We first meet Sophie hoovering her house, music playing, she is in her own zone. Then she notices us, the audience, and starts to tell us her story. An intimate, light hearted, conversational tone is set and the story begins to unfold. Sophie’s mum had called her while she was in school and she got kicked out of class for it, now she’s at home cleaning the house before meeting her mum’s new boyfriend Phil. It feels like you are right there with her, and she is talking to you as a friend. After putting the hoover away and having a little chat with us, telling us about what she’s going through – in Scouse may I add, she refreshingly, actually sounds like the young people in Liverpool today sound like! The soundtrack is also current and it beautifully represents the movement in time, from one space to another. Perfectly reflecting the deeper emotions that Sophie is going through, as we have a moment to reflect on what she has told us so far. This pattern continues throughout the play and it really transported me into Sophie’s world. One day she is opening her birthday presents singing along to the radio, by herself. On another day, we see her cleaning up smashed plates from the floor. We gain insights into these snapshot moments in her life, as she is going through them. She is honest, powerful, funny and heart-warming. We are right there with her, watching her crying her eyes out, fall apart, and put herself back together. Then the ultimate scene transports us a year into the future, where Sophie demonstrates emotional intelligence, forgiveness and strength and we learn that this is not just a story about domestic abuse, but in fact the story of a young woman’s journey to self-empowerment.

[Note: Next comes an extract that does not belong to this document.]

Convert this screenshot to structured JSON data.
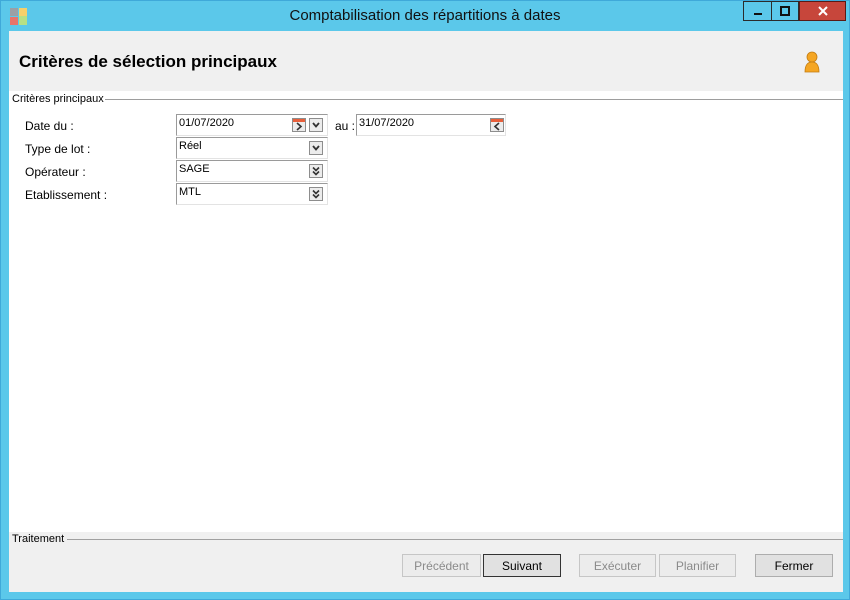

Abby’s powerful performance was astounding. She had me on the edge of my seat, moved me to tears and I was laughing out loud. The set and design was simple, yet effective. As this play progresses I would definitely like to see more of a set and design to be incorporated. It was only half an hour long, which left me feeling like I wanted more. It was followed by a Q&A at the end with Abby Melia, Bradley Thompson, which worked really well. Audience members said it made them feel like they were not alone, that it was relatable, delicate and aspirational. A teacher from a school said that it gave her a deeper insight to her students and she said that she would love to see it being performed in schools. A young person said “I have never seen anything like this before, it’s impressive” and everyone wanted to keep the conversation going, as it had inspired them to reflect on their own lives.
If you’re a young person, a theatre practitioner, a student, a parent, a teacher, a social worker or anyone who likes to go to theatre then I would recommend you get yourself a ticket and get involved.